Find three different natural numbers, larger than \(100\) such that each of them is divisible by the difference of the other two numbers? The values of differences also have to be different from each other.

Divide 15 walnuts into four groups, each group consisting of a different whole number of nuts.

In the following example with fractions replace “stars” with different natural numbers in order to obtain an identity: \[\frac{1}{*}+\frac{1}{*}=\frac{1}{*}+\frac{1}{*}.\]

Looking back at Example 12.1 what if we additionally require all differences to be less than the smallest of the three numbers?

(a) Divide 55 walnuts into four groups consisting of different number of nuts.

(b) Divide 999 walnuts into four groups consisting of different number of nuts.

Replace "stars" with different natural numbers in order to obtain an identity:
\[\frac{1}{*}+\frac{1}{*}+\frac{1}{*}=\frac{1}{*}+\frac{1}{*}+\frac{1}{*};\]

George knows a representation of number “8” as the sum of its divisors in which only divisor “1” appears twice: \[8=4+2+1+1.\] His brother showed George that such representation exists for number “16” as well: \[16=8+4+2+1+1.\] He apologies for forgetting an example considering number “32” but he is sure once he saw such representation for this number.

(a) Help George to work out a suitable representation for number “32”;

(b) Can you think of a number which has such representation consisting of 7 terms?

(c) Of 11 terms?

(d) Can you find a number which can be represented as a sum of its divisors which are all different (pay attention that we don’t allow repeating digit “1” twice!)?

(e) What if we require this representation to consist of 11 terms?

Two figures are said to be similar if all their corresponding sides are congruent and corresponding angles are equal.
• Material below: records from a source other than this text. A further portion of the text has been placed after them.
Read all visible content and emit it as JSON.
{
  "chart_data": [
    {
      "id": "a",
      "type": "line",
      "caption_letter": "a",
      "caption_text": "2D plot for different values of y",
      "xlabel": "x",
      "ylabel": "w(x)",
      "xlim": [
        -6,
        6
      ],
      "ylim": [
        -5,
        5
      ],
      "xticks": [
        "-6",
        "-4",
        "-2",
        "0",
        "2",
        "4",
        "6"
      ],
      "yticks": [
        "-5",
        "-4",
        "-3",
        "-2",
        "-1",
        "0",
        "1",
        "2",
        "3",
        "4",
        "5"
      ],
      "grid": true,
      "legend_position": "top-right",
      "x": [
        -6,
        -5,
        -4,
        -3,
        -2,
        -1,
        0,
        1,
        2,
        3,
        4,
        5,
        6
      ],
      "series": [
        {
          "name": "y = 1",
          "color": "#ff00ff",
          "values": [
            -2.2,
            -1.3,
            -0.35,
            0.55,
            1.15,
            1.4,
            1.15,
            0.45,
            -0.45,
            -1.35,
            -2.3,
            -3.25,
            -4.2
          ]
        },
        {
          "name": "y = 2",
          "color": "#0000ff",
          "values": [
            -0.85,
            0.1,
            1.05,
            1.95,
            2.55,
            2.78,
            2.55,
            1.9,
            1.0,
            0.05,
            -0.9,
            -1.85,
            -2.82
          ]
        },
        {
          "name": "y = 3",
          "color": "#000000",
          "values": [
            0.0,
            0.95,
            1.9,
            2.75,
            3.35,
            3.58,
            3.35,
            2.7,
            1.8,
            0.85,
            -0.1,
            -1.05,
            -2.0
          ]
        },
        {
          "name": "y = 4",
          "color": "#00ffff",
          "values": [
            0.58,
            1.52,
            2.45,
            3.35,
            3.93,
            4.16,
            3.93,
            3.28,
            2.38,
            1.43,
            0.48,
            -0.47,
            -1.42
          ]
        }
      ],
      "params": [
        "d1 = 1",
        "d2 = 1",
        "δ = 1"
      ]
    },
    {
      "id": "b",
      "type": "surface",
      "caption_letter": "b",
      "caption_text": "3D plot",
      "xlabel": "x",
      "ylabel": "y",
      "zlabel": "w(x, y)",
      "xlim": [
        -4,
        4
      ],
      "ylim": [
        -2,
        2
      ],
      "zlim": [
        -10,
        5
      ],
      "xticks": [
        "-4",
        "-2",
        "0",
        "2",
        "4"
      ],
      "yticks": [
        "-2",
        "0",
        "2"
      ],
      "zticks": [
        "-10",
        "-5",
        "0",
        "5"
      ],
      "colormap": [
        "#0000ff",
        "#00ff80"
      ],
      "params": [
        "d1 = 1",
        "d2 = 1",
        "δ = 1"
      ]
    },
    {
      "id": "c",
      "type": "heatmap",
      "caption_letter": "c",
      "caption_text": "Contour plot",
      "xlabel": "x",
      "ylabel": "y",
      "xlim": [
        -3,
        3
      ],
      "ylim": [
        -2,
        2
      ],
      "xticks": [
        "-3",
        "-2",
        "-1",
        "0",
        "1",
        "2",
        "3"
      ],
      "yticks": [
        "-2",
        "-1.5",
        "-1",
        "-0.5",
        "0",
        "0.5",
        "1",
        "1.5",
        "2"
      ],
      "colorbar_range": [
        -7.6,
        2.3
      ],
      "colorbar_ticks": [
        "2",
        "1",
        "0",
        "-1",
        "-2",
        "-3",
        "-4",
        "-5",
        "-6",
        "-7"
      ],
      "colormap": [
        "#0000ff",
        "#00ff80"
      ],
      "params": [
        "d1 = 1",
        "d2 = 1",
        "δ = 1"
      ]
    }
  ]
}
By using several copies of the figure below construct a bigger figure that is similar.

Divide a square into several triangles in such a way that every triangle shares a boundary with exactly three other triangles.

Jennifer draws a hexagon, and a line passing through two of its vertices. It turns out one of the figures in which the original hexagon is divided is a heptagon. Show an example of a hexagon and a line for which it is true.